Peter E. Penson 1 , G. B. John Mancini 2 , Peter P. Toth 3 , Seth S. Martin 3 , Gerald F. Watts 4 , Amirhossein Sahebkar 5 , 6 , 7 , Dimitri P. Mikhailidis 8 , Maciej Banach , 9 , 10 , 11 , on behalf of Lipid and Blood Pressure Meta‐Analysis Collaboration (LBPMC) Group & International Lipid Expert Panel (ILEP)
11 October 2018
The ‘placebo effect’ and ‘nocebo effect’ are phenomena whereby beneficial (placebo) or adverse (nocebo) effects result from the expectation that an inert substance will relieve or cause a particular symptom. These terms are often inappropriately applied to effects experienced on drug therapy. Quantifying the magnitude of placebo and nocebo effects in clinical trials is problematic because it requires a ‘no treatment’ arm. To overcome the difficulties associated with measuring the nocebo effect, and the fact that its definition refers to inert compounds, rather than drugs, we introduce the concept of ‘drucebo’ (a combination of DRUg and plaCEBO or noCEBO) to relate to beneficial or adverse effects of a drug, which result from expectation and are not pharmacologically caused by the drug. As an initial application of the concept, we have estimated the contribution of the drucebo effect to statin discontinuation and statin‐induced muscle symptoms by performing a systematic review of randomized controlled trial of statin therapy.

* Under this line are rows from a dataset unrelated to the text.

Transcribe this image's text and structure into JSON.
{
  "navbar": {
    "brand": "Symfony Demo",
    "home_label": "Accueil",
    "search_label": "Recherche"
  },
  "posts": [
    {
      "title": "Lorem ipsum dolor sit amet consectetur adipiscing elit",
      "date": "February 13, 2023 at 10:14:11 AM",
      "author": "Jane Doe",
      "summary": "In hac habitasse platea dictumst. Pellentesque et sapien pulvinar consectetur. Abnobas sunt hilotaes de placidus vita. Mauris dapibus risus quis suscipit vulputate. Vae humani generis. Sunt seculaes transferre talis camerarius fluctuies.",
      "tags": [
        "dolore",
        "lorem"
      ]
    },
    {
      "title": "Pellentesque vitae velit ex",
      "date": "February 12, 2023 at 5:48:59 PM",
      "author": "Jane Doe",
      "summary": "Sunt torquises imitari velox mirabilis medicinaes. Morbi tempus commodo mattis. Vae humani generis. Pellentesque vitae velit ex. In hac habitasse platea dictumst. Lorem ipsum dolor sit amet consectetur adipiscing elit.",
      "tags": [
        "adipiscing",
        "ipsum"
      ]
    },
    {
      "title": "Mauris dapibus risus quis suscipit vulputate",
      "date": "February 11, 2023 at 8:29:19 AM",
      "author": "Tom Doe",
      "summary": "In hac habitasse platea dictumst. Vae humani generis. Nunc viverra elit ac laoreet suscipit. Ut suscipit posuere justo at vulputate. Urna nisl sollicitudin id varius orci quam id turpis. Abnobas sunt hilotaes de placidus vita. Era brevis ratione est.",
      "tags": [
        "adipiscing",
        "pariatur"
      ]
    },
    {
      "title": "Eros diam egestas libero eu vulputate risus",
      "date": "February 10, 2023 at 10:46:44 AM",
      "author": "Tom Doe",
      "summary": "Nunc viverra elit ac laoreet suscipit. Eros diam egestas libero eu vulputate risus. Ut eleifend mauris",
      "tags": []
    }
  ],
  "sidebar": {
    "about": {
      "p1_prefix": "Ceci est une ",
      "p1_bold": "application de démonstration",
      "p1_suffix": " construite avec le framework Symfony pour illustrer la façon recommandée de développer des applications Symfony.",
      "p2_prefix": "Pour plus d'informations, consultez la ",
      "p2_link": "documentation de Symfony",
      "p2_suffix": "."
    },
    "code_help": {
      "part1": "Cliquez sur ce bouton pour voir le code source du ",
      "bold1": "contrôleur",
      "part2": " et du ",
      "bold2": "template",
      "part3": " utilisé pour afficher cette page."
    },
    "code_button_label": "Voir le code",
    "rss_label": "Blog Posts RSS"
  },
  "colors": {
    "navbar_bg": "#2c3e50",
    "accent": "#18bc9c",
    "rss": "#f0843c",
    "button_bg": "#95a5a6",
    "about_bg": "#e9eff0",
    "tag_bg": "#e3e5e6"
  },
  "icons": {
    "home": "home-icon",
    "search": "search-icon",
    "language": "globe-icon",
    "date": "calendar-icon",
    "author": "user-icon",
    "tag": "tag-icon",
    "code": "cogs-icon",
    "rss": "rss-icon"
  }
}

This preferred reporting items for systematic reviews and meta‐analysis‐compliant systematic review was prospectively registered in PROSPERO (CRD42017082700). We searched PubMed and Cochrane Central from inception until 3 January 2018 using a search strategy designed to detect studies including the concepts (Statins AND Placebo AND muscle pain). We included studies that allowed us to quantify the drucebo effect for adverse muscle symptoms of statins by (i) comparing reported rates of muscle symptoms in blinded and unblinded phases of randomized controlled trials and (ii) comparing rates of muscle symptoms at baseline and during blinded therapy in trials that included patients with objectively confirmed statin intolerance at baseline. Extraction was performed by two researchers with disagreements settled by a third reviewer.
Five studies allowed the estimation of the drucebo effect. All trials demonstrated an excess of side effects under open‐label conditions. The contribution of the drucebo effect to statin‐associated muscle pain ranged between 38% and 78%. The heterogeneity of study methods, outcomes, and reporting did not allow for quantitative synthesis (meta‐analysis) of the results.

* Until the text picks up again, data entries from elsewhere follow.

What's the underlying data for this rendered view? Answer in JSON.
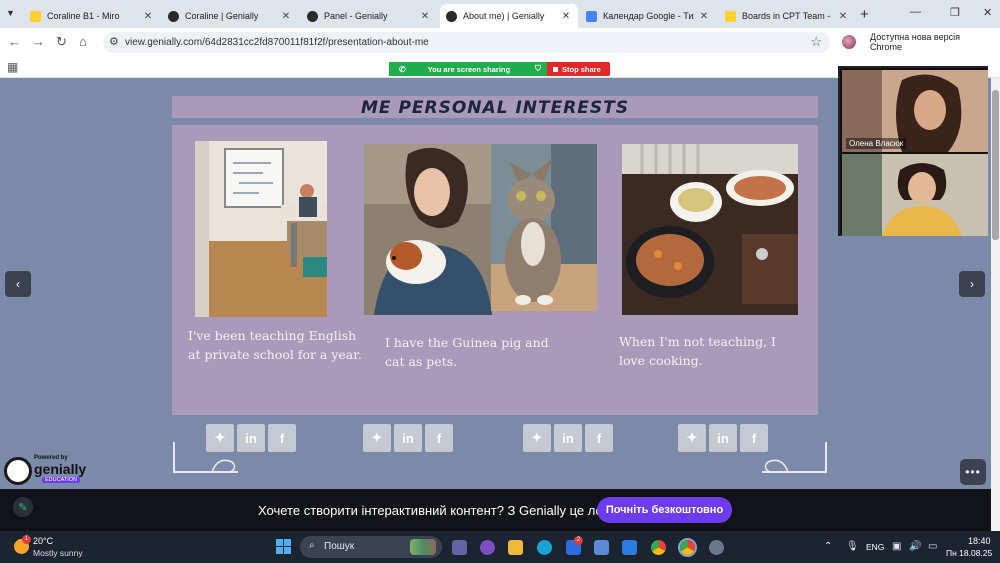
{
  "browser": {
    "tabs": [
      {
        "title": "Coraline B1 - Miro",
        "favicon_color": "#ffd02f",
        "active": false
      },
      {
        "title": "Coraline | Genially",
        "favicon_color": "#2b2b2b",
        "active": false
      },
      {
        "title": "Panel - Genially",
        "favicon_color": "#2b2b2b",
        "active": false
      },
      {
        "title": "About me) | Genially",
        "favicon_color": "#2b2b2b",
        "active": true
      },
      {
        "title": "Календар Google - Тиждень",
        "favicon_color": "#4285f4",
        "active": false
      },
      {
        "title": "Boards in CPT Team - Miro",
        "favicon_color": "#ffd02f",
        "active": false
      }
    ],
    "url": "view.genially.com/64d2831cc2fd870011f81f2f/presentation-about-me",
    "update_label": "Доступна нова версія Chrome",
    "screen_share": {
      "message": "You are screen sharing",
      "stop_label": "Stop share"
    }
  },
  "slide": {
    "title": "ME PERSONAL INTERESTS",
    "captions": [
      "I've been teaching English at private school for a year.",
      "I have the Guinea pig and cat as pets.",
      "When I'm not teaching, I love cooking."
    ]
  },
  "social_groups": [
    [
      "twitter",
      "linkedin",
      "facebook"
    ],
    [
      "twitter",
      "linkedin",
      "facebook"
    ],
    [
      "twitter",
      "linkedin",
      "facebook"
    ],
    [
      "twitter",
      "linkedin",
      "facebook"
    ]
  ],
  "video_call": {
    "participant_1": "Олена Власюк"
  },
  "genially": {
    "powered_by": "Powered by",
    "brand": "genially",
    "tag": "EDUCATION"
  },
  "promo": {
    "text": "Хочете створити інтерактивний контент? З Genially це легко!",
    "button": "Почніть безкоштовно"
  },
  "taskbar": {
    "weather_temp": "20°C",
    "weather_desc": "Mostly sunny",
    "weather_badge": "1",
    "search_label": "Пошук",
    "app_badge": "2",
    "lang": "ENG",
    "time": "18:40",
    "date": "Пн 18.08.25"
  },
  "colors": {
    "accent": "#6e3cf0",
    "slide_bg": "#7a8aa8",
    "card": "#a89ab8",
    "share_green": "#1fae4b",
    "stop_red": "#e02a2a"
  }
}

The drucebo effect may be useful in evaluating the safety and efficacy of medicines. Diagnosis of the drucebo effect in patients presenting with statin intolerance will allow restoration of life‐prolonging lipid‐lowering therapy. Our study was limited by heterogeneity of included studies and lack of access to individual patient data. Further studies are necessary to better understand risk factors for and clinical management of the drucebo effect.